The OZ industry is experiencing some degree of frustration due to the delay in the updated proposed regulations being issued by the Treasury Department.  It is believed that the new draft proposed regulations have already been prepared and sent to OMB for comment and approval before being released.  We understand that OMB takes up to thirty (30) days to complete that process and may have already provided further comments to the Treasury Department in which case the process will continue until the proposed regulations are finalized.  Some professionals have indicated that the regulations should be released by the end of April.

As a result of this delay, and as reported in various major publications, many potential participants in the industry, especially including wealth managers and investors, are on the sidelines seeking more certainty as to many of the open issues that were made before regulations were issued in October of 2018.

Given the strict timeframe as to decisions to make investments and actually funding money, the delay is somewhat troublesome.  For instance, for those taxpayers that seek to take advantage of the OZ program for 2018 capital gains, the outside date (assuming the 180-day period commences at the end of the 2018 calendar year) would be June 28, 2019.  Furthermore, for those seeking to take advantage of 2019 capital gains deferrals, the outside date would be December 31, 2019.

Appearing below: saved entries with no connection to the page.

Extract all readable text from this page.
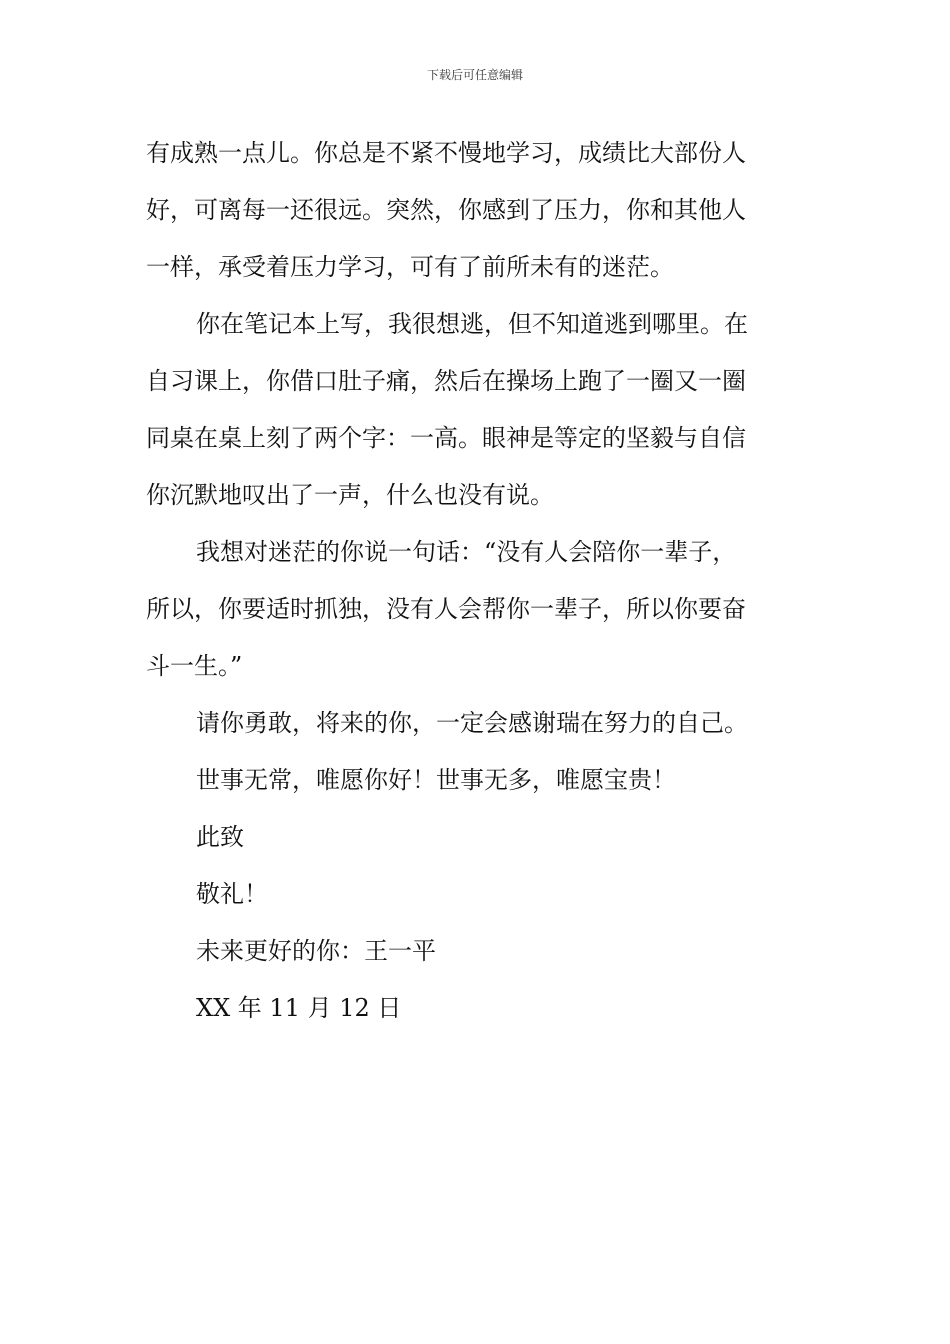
下载后可任意编辑
有成熟一点儿。你总是不紧不慢地学习，成绩比大部份人
好，可离每一还很远。突然，你感到了压力，你和其他人
一样，承受着压力学习，可有了前所未有的迷茫。
你在笔记本上写，我很想逃，但不知道逃到哪里。在
自习课上，你借口肚子痛，然后在操场上跑了一圈又一圈
同桌在桌上刻了两个字：一高。眼神是等定的坚毅与自信
你沉默地叹出了一声，什么也没有说。
我想对迷茫的你说一句话：“没有人会陪你一辈子，
所以，你要适时抓独，没有人会帮你一辈子，所以你要奋
斗一生。”
请你勇敢，将来的你，一定会感谢瑞在努力的自己。
世事无常，唯愿你好！世事无多，唯愿宝贵！
此致
敬礼！
未来更好的你：王一平
XX 年 11 月 12 日
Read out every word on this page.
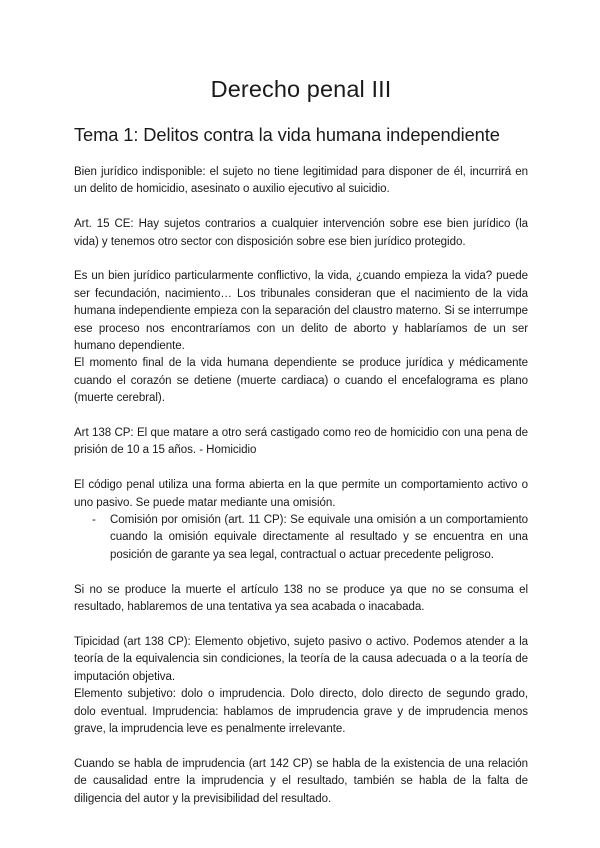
Derecho penal III
Tema 1: Delitos contra la vida humana independiente

Bien jurídico indisponible: el sujeto no tiene legitimidad para disponer de él, incurrirá en un delito de homicidio, asesinato o auxilio ejecutivo al suicidio.

Art. 15 CE: Hay sujetos contrarios a cualquier intervención sobre ese bien jurídico (la vida) y tenemos otro sector con disposición sobre ese bien jurídico protegido.

Es un bien jurídico particularmente conflictivo, la vida, ¿cuando empieza la vida? puede ser fecundación, nacimiento… Los tribunales consideran que el nacimiento de la vida humana independiente empieza con la separación del claustro materno. Si se interrumpe ese proceso nos encontraríamos con un delito de aborto y hablaríamos de un ser humano dependiente.

El momento final de la vida humana dependiente se produce jurídica y médicamente cuando el corazón se detiene (muerte cardiaca) o cuando el encefalograma es plano (muerte cerebral).

Art 138 CP: El que matare a otro será castigado como reo de homicidio con una pena de prisión de 10 a 15 años. - Homicidio

El código penal utiliza una forma abierta en la que permite un comportamiento activo o uno pasivo. Se puede matar mediante una omisión.

- Comisión por omisión (art. 11 CP): Se equivale una omisión a un comportamiento cuando la omisión equivale directamente al resultado y se encuentra en una posición de garante ya sea legal, contractual o actuar precedente peligroso.

Si no se produce la muerte el artículo 138 no se produce ya que no se consuma el resultado, hablaremos de una tentativa ya sea acabada o inacabada.

Tipicidad (art 138 CP): Elemento objetivo, sujeto pasivo o activo. Podemos atender a la teoría de la equivalencia sin condiciones, la teoría de la causa adecuada o a la teoría de imputación objetiva.

Elemento subjetivo: dolo o imprudencia. Dolo directo, dolo directo de segundo grado, dolo eventual. Imprudencia: hablamos de imprudencia grave y de imprudencia menos grave, la imprudencia leve es penalmente irrelevante.

Cuando se habla de imprudencia (art 142 CP) se habla de la existencia de una relación de causalidad entre la imprudencia y el resultado, también se habla de la falta de diligencia del autor y la previsibilidad del resultado.
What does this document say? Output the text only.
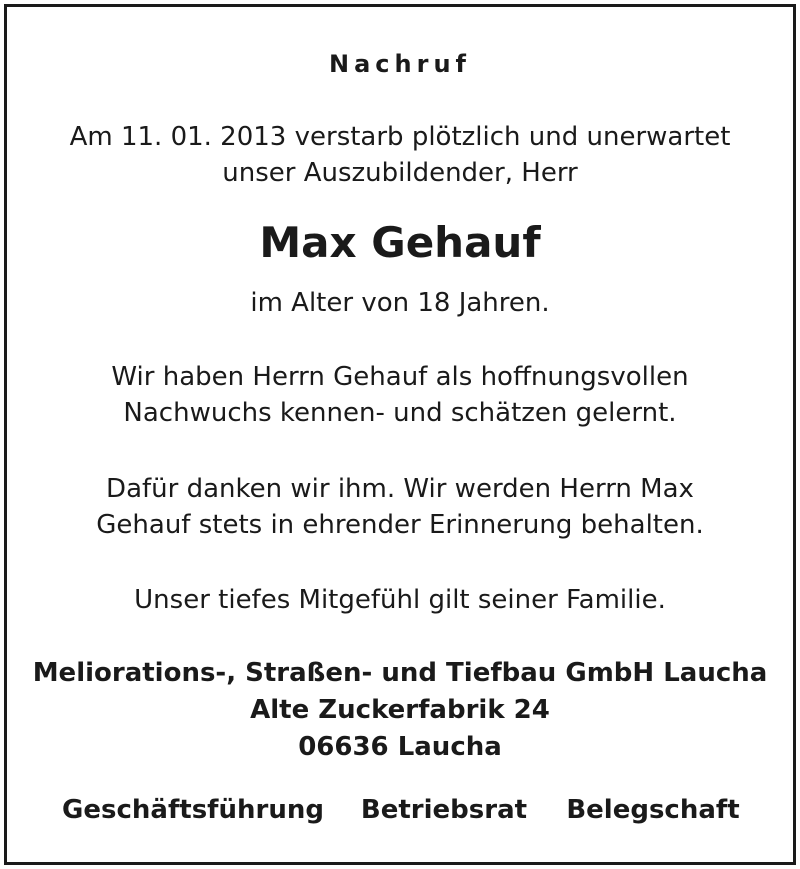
Nachruf
Am 11. 01. 2013 verstarb plötzlich und unerwartet
unser Auszubildender, Herr
Max Gehauf
im Alter von 18 Jahren.
Wir haben Herrn Gehauf als hoffnungsvollen
Nachwuchs kennen- und schätzen gelernt.
Dafür danken wir ihm. Wir werden Herrn Max
Gehauf stets in ehrender Erinnerung behalten.
Unser tiefes Mitgefühl gilt seiner Familie.
Meliorations-, Straßen- und Tiefbau GmbH Laucha
Alte Zuckerfabrik 24
06636 Laucha
Geschäftsführung Betriebsrat Belegschaft
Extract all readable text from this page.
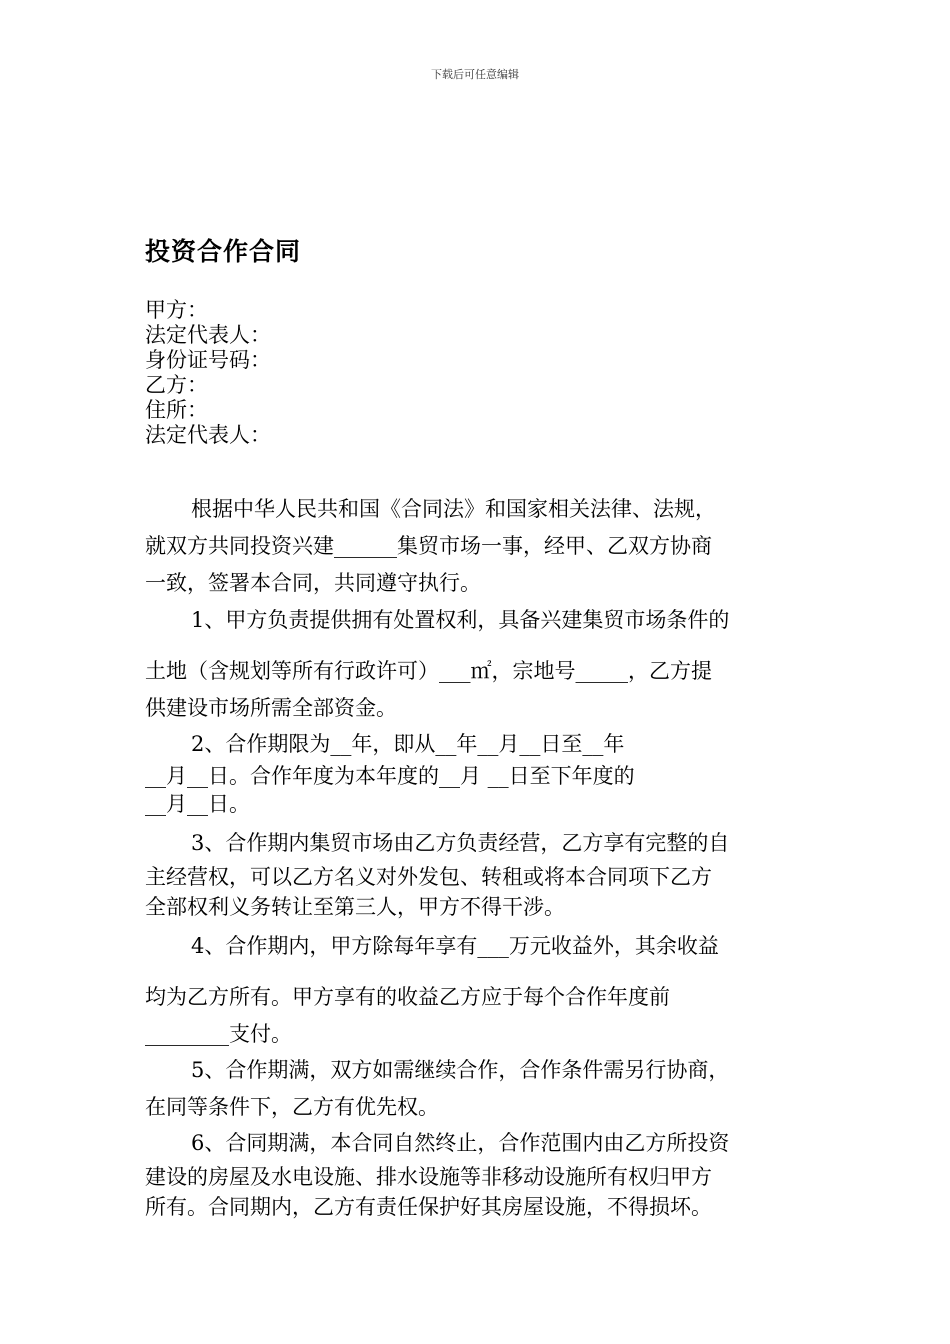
下载后可任意编辑
投资合作合同
甲方：
法定代表人：
身份证号码：
乙方：
住所：
法定代表人：
根据中华人民共和国《合同法》和国家相关法律、法规，
就双方共同投资兴建______集贸市场一事，经甲、乙双方协商
一致，签署本合同，共同遵守执行。
1、甲方负责提供拥有处置权利，具备兴建集贸市场条件的
土地（含规划等所有行政许可）___㎡，宗地号_____，乙方提
供建设市场所需全部资金。
2、合作期限为__年，即从__年__月__日至__年
__月__日。合作年度为本年度的__月 __日至下年度的
__月__日。
3、合作期内集贸市场由乙方负责经营，乙方享有完整的自
主经营权，可以乙方名义对外发包、转租或将本合同项下乙方
全部权利义务转让至第三人，甲方不得干涉。
4、合作期内，甲方除每年享有___万元收益外，其余收益
均为乙方所有。甲方享有的收益乙方应于每个合作年度前
________支付。
5、合作期满，双方如需继续合作，合作条件需另行协商，
在同等条件下，乙方有优先权。
6、合同期满，本合同自然终止，合作范围内由乙方所投资
建设的房屋及水电设施、排水设施等非移动设施所有权归甲方
所有。合同期内，乙方有责任保护好其房屋设施，不得损坏。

Therefore, the industry has a significant amount of pent-up demands for product yet the delays are complicating the process due to structuring issues including the following:

  1. The ability to sell an asset prior to the expiration of the ten-year holding period and have those funds reinvested in another OZ project.
  2. The ability to sell an interest in an OZ fund and reinvest the money into another OZ fund.
  3. Issues related to funding of OZ businesses since the existing regulations primarily address the real estate industry and not operating businesses.  For instance, the regulations provide that 50 percent of the revenue from the OZ business must be generated within an OZ zone.  Legislatures have significant concern about that particular legal requirement and are proposing new legislation to change the 50 percent test to “substantial revenue.”
  4. There are issues related to meeting the substantial improvable requirements and clarity as to whether multiple assets can be utilized to make substantial improvements to assets rather than improvements to the asset acquired with the preexisting use.

Based upon the above, transactions are still being structured within a more limited framework, with the only exit strategy for an OZ investment being the sale of one’s interest in the OZ fund itself after a ten-year holding period.  That creates requirements that offering documents are structured to enable a so-called “drag-along” right to require the mandatory exit from the fund.  Offerings are being structured with the concept that there is a feeder entity that funds money into several OZ funds with each fund undertaking the development of a single asset.  In other words, the industry is recognizing that at this time it is not feasible to have one fund own multiple assets from an exit standpoint.

Another major takeaway from the OZ program is the fact that there really is not any social responsibility required in connection with compliance with the OZ program.  However, local and state governments are exploring incentive programs for developers who comply with standards that will create benefits for the local communities.  Hopefully, these added incentives will result in a win-win situation for all parties affected by the OZ program.